On the other hand -- low hanging fruit first -- you've all seen the commercials: "Had an auto accident, a fall, or any other injury. Call us immediately before you see a doctor. If we don't get you money, you don't pay!!!"  Without question, the bottom-feeders of the industry, but then someone had to finish at the bottom of the class. But another equally objectionable portion of an otherwise honorable profession is the class-action lawyer. We're gonna sue Chic-lets because they changed their formula for cinnamon and I'm allergic. Somehow, through friendly court rulings and other manipulations, we end up with 100,000 members of the class. We sue Chic-let for $500,000,000, a reasonable sum. Chic-lets knows the case is being tried in Madison Co, Illinois, so they're gonna lose. So they settle for $50mil.
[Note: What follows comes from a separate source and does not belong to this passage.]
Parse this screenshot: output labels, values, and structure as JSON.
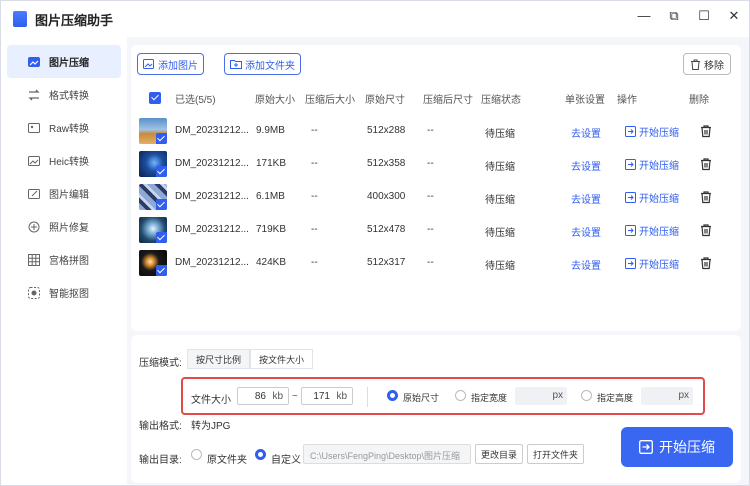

The lawyers get their percentage (in cash), then the class members get coupons good toward the purchase of new improved Chic-lets cinnamon, if, of course, they fill out all the right paperwork So who won?
`
|
Not about nitpikin or getting anyone to concede. It IS about giving accurate information and real world experience to people that care to read and become informed, just making sure the other side of the coin gets equal time. The amount of misconception is so great that it is easier to just duck one's head and let it ride. I prefer not to do that. I think we all have a duty to share honest,
accurate and real information, and on a higher level an obligation to learn from those that share with us.
You do make good points on both ends of the spectrum, but oblique innaccuracies are still there. While there has been in the past a well known protection of physicians by physicians, give our legal bretren their due. They are actually quite well known (with a little research) for their self
protection in the "self policing" spectrum. The pendulum does indeed swing both ways, let's just be sure everyone is aware in the midst of all the rhetoric.